Dans chacun des anciens États soviétiques, les organisations LGBTI sont en butte à des méthodes répressives visant à les faire taire. À de rares exceptions près, les marches des fiertés sont régulièrement interdites ou sont la cible d'attaques imputables à des groupes homophobes. Trop souvent, la police ne fait rien pour prévenir ces crimes de haine et ne mène pas d’enquêtes efficaces.
La liberté d'association est limitée pour tous les militants LGBTI. Si en Arménie et au Kirghizistan, un petit nombre d'ONG défendant leurs droits sont enregistrées, seuls des militants et des groupes informels sont actifs au Bélarus et au Kazakhstan.
Marginalisés par la communauté de défense des droits humains
Conséquence de cette discrimination, les défenseurs et les militants LGBTI vont jusqu’à se sentir «moins égaux» au sein de leurs communautés locales de défense des droits, qui sont dominées par les organisations «classiques» ne travaillant pas essentiellement sur les droits des LGBTI.

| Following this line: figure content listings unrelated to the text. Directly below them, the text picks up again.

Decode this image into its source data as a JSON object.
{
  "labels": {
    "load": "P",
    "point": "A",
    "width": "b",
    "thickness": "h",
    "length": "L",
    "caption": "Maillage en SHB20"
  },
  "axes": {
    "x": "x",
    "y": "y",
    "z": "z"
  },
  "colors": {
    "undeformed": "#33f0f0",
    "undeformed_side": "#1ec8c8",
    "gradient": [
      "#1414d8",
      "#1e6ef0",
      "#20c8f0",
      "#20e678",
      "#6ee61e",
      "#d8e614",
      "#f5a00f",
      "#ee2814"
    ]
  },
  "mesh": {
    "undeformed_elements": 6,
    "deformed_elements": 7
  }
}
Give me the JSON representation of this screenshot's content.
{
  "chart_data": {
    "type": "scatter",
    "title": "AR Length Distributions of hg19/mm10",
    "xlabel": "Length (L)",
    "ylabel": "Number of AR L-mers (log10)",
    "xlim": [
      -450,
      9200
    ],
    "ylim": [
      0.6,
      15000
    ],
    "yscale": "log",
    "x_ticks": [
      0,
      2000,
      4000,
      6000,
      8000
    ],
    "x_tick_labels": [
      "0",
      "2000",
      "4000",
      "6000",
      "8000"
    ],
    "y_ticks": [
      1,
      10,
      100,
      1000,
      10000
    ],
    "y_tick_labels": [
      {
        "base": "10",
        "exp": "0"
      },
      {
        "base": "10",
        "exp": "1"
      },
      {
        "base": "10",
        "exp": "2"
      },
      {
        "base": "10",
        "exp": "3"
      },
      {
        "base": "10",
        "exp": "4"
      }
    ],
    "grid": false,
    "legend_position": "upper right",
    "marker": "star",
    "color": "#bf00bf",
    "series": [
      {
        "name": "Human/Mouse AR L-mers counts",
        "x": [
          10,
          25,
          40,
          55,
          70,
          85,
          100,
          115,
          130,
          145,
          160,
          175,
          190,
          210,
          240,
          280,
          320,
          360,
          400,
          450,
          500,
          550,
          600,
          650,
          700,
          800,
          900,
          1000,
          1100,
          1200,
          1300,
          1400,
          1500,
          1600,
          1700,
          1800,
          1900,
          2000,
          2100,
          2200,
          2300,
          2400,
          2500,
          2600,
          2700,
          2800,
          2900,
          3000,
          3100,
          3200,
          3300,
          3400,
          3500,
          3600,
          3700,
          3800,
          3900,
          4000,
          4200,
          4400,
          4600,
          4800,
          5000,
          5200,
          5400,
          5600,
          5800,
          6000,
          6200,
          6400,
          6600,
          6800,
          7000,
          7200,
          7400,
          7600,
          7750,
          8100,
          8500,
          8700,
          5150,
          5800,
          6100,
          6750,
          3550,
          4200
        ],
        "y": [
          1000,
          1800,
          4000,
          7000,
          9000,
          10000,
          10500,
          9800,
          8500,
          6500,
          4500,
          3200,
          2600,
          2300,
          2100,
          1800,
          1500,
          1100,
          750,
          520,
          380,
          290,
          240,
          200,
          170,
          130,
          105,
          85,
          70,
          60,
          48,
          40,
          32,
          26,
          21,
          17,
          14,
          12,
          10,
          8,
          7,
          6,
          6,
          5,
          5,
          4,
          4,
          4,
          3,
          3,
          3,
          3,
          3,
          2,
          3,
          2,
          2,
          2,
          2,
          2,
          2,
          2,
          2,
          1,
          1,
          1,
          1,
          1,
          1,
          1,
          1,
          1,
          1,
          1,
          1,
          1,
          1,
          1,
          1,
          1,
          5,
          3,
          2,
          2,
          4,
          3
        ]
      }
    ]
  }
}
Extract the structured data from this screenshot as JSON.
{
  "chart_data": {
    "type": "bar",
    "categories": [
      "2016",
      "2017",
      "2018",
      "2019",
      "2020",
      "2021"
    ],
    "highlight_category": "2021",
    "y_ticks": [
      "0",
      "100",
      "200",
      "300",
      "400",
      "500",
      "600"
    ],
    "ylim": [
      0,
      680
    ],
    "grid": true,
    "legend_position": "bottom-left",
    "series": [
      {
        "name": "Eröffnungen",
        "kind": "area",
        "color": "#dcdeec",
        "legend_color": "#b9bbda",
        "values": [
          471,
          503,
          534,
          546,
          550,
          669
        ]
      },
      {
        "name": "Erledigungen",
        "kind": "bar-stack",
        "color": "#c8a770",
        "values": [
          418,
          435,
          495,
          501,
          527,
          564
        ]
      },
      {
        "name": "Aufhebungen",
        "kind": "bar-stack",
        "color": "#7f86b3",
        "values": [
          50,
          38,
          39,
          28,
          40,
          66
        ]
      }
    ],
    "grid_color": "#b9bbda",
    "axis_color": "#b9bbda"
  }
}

«Les militants LGBTI sont rejetés en étant marginalisés et ostracisés par la société, mais ils sont aussi traités comme des défenseurs de seconde zone au sein de leurs communautés de défense des droits», a déclaré Denis Krivosheev.
«Personne ne veut être associé à nous.»
- Des militants des droits des LGBTI au Kirghizistan
Au Kirghizistan, les militants ont déclaré: «Personne ne veut être associé à nous». À la suite d'une attaque homophobe contre un événement LGBTI en mai 2015, seule une organisation kirghize de défense des droits des LGBTI a condamné ces actes.
Pour les organisations LGBTI dans chaque pays, l'absence de soutien de l'ensemble de la communauté de défense des droits humains est le premier facteur de démoralisation et de frustration.
Mikayel Danielyan, ancien responsable de l'Association Helsinki, décédé d'une crise cardiaque en août 2016, fut l'un des tout premiers défenseurs des droits des LGBTI en Arménie. Avant sa mort, il rappelait que certains parlementaires et des défenseurs des droits humains ont refusé de s'asseoir à la même table que lui lors d'événements publics.
«Les autorités en Arménie, au Bélarus, au Kazakhstan et au Kirghizistan doivent veiller à ce que les organisations de défense des droits des LGBTI puissent faire leur travail en faveur des droits en toute sécurité et sans discrimination, a déclaré Denis Krivosheev.
«Amnesty International invite les organisations de défense des droits de la région à travailler main dans la main avec celles qui défendent les droits des LGBTI, réunies autour du principe d'universalité des droits humains.»